Une enquête d’ampleur qui vise un projet de formation diplomatique financé par l’UE
Les autorités belges ont mené plusieurs perquisitions simultanées à Bruxelles et à Bruges dans le cadre d’une enquête du Parquet européen sur des soupçons de fraude liés à un programme de formation destiné aux futurs diplomates de l’Union.
Ce programme, financé par des fonds européens et piloté par des institutions de haut niveau, fait aujourd’hui l’objet de « forts soupçons » de manquements aux règles de concurrence prévues lors des appels d’offres publics.
Selon les premiers éléments communiqués par le Parquet européen, l’enquête cherche à établir si des informations confidentielles ont été transmises à l’un des candidats avant l’attribution officielle du projet. Si cela était avéré, il pourrait s’agir d’une violation grave des principes de neutralité dans la passation des marchés européens.
Federica Mogherini entendue par les enquêteurs : une figure majeure de l’UE dans la tourmente
Federica Mogherini, Haute Représentante de l’Union pour les affaires étrangères entre 2014 et 2019, fait partie des personnalités interrogées.
Depuis 2020, elle dirige le Collège d’Europe, établissement académique prestigieux où se déroule une partie du programme en question.
Sa mise en garde à vue, dans le cadre d’une opération officielle supervisée par la police belge, constitue un événement rare pour une ancienne dirigeante européenne encore active dans la sphère institutionnelle. Les enquêteurs cherchent notamment à comprendre si des membres du Collège ont bénéficié d’informations privilégiées lors du processus de sélection.
Stefano Sannino également interrogé : un autre haut responsable européen impliqué
L’affaire concerne aussi Stefano Sannino, qui dirige aujourd’hui la direction Moyen-Orient, Afrique du Nord et Golfe de la Commission européenne.
Ancien secrétaire général du Service européen d’action extérieure, il aurait, selon les enquêteurs, pu avoir connaissance de documents internes relatifs au projet de formation.
Son interrogatoire souligne l’importance de l’enquête : les personnes concernées occupent ou ont occupé des postes stratégiques, au cœur du fonctionnement diplomatique de l’UE.
Perquisitions multiples et vérifications administratives : un dispositif exceptionnel
Les perquisitions menées à Bruxelles, dans les locaux du Service européen d’action extérieure (SEAE), mais aussi au Collège d’Europe de Bruges et dans plusieurs domiciles privés, témoignent de la volonté du Parquet européen d’obtenir une vision exhaustive des communications, échanges et décisions liées au projet.
Le SEAE a confirmé la présence des enquêteurs dans ses bâtiments et indiqué coopérer pleinement.
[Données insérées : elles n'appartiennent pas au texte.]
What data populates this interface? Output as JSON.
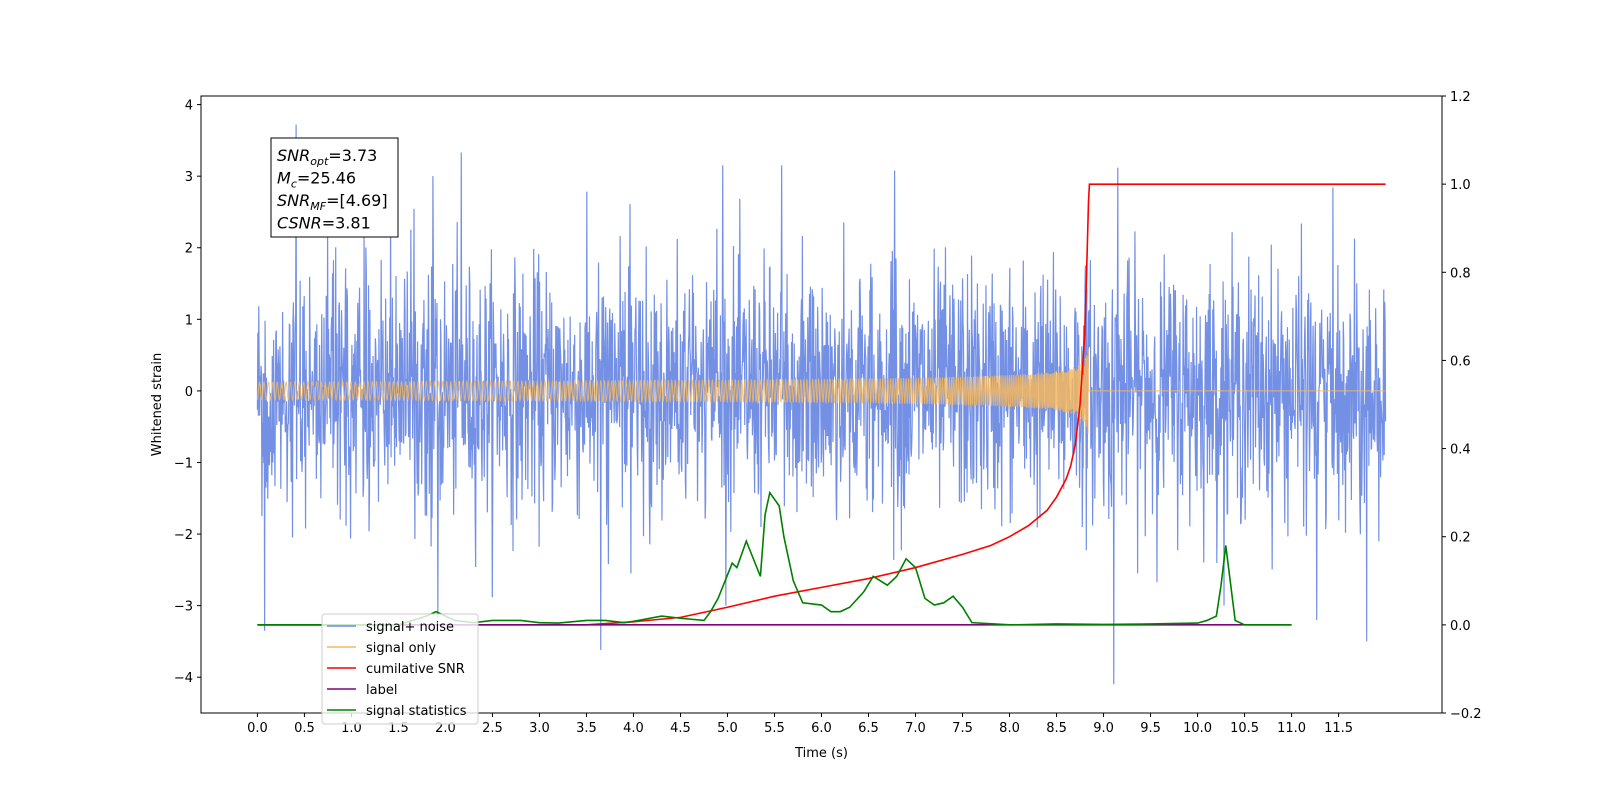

Les perquisitions auraient été autorisées après une levée d’immunité, ce qui laisse penser que certains protagonistes occupent, ou occupaient encore récemment, des fonctions bénéficiant de protections institutionnelles.
Un dossier sensible pour des institutions déjà soumises à des exigences accrues de transparence
L’affaire intervient dans un contexte où les institutions européennes, régulièrement critiquées pour leur complexité et leur éloignement des citoyens, cherchent à renforcer leur crédibilité.
Les règles en matière de passation de marchés publics, de conflits d’intérêts et de transparence comptable constituent des piliers essentiels de la gouvernance européenne.
Une mise en cause touchant simultanément deux anciens hauts responsables du SEAE pourrait relancer les débats sur :
- l’efficacité des dispositifs internes de contrôle,
- la prévention des conflits d’intérêts,
- la nécessité de renforcer l’indépendance des enquêtes administratives et judiciaires.
Une enquête appelée à durer, sous les regards de toute l’Europe
Le Parquet européen, encore jeune dans sa structure, joue ici une carte importante.
Il doit établir s’il y a eu délit pénal, corruption, fraude, violation du secret professionnel, ou simple dysfonctionnement administratif.
Les conclusions de l’enquête auront probablement un impact majeur :
- sur l’image du Collège d’Europe, institution clé dans la formation des élites européennes ;
- sur la crédibilité des mécanismes de passation de marchés ;
- sur la perception publique de la gouvernance de l’Union.
Les autorités ont rappelé que la garde à vue ne préjuge pas de la culpabilité des personnes entendues.
Cependant, l’affaire marque déjà un précédent dans l’histoire récente de l’Union européenne.